IX. Aktivitäten im Wissenstransfer

B. Beratung der Deutschen Forschungsgemeinschaft und Vorbereitung einer Stellungnahme zum Problemkreis "Humane embryonale Stammzellen"

Anfang des Jahres hat eine interdisziplinär zusammengesetzte Arbeitsgruppe der Senatskommision der Deutschen Forschungsgemeinschaft unter Leitung von Prof. Wolfrum eine zweite Studie zur Stammzellforschung erstellt. In dieser Studie wurden die verschiedenen Methoden der Gewinnung von Stammzellen des Menschen vorgestellt, diese Methoden und die mit diesen Stammzellen angestrebten Ziele ethisch sowie rechtlich bewertet. Die Studie bildet die Grundlage für die entsprechende Stellungnahme der Deutschen Forschungsgemeinschaft, die von deren Senat im Mai ohne Gegenstimme angenommen worden ist. Sie löste in den Massenmedien kontroverse Diskussionen zu grundsätzlichen Fragen aus.

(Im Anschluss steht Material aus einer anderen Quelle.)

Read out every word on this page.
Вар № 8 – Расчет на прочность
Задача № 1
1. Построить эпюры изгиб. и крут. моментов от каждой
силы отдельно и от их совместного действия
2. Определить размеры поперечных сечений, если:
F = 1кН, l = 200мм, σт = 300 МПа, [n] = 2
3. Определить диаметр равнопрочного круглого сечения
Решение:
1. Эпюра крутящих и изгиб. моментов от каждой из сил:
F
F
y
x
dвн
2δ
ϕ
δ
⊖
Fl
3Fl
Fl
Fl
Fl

Die Stellungnahme begründet, warum das reproduktive Klonen und das sog. therapeutische Klonen ethisch nicht vertretbar sind und aus diesem Grunde Änderungen des Embryonenschutzgesetzes, das beide Techniken verbietet, in diesem Punkt auf keinen Fall geändert werden soll. Dagegen spricht sich die Stellungnahme für eine Förderung der Gewinnung von adulten Stammzellen aus und regt Regelungen für die Gewinnung von Keimzellen aus abgetriebenen Föten an. Für zulässig hält die Stellungnahme den Import embryonaler Stammzellen aus dem Ausland, vorausgesetzt dieser Importwunsch ist nicht kausal für die Herstellung dieser Stammzellen aus menschlichen Embryonen gewesen. Im übrigen verlangt die Stellungnahme mit Rücksicht darauf, daß embronale Stammzellen letztlich die Opferung eines Embros verlangen, daß dieser Import reglementiert wird. Darüber soll sichergestellt werden, daß die importierten embryonalen Stammzellen lediglich aus überzähligen Embryonen gewonnen werden - d.h. solchen, die zur künstlichen Befruchtung hergestellt wurden aber endgültig nicht mehr zum Einsatz kommen können. Außerdem dürfen diese Embryonen nach den Vorstellungen der Stellungnahme nur dann importiert werden, wenn sichergestellt ist, daß die Mutter mit der geplanten Verwendung einverstanden war. Schließlich regt die Stellungnahme an, unter bestimmten eng begrenzten Voraussetzungen auch die Herstellung von embronalen Stammzellen aus menschlichen Embryonen zu ermöglichen. Dies sollte allerdings nur für einen begrenzten Zeitraum gelten, wenn nämlich der Import von bereits bestehenden Stammzellen objektiv nicht ausreichte, um die notwendige Forschung durchzuführen.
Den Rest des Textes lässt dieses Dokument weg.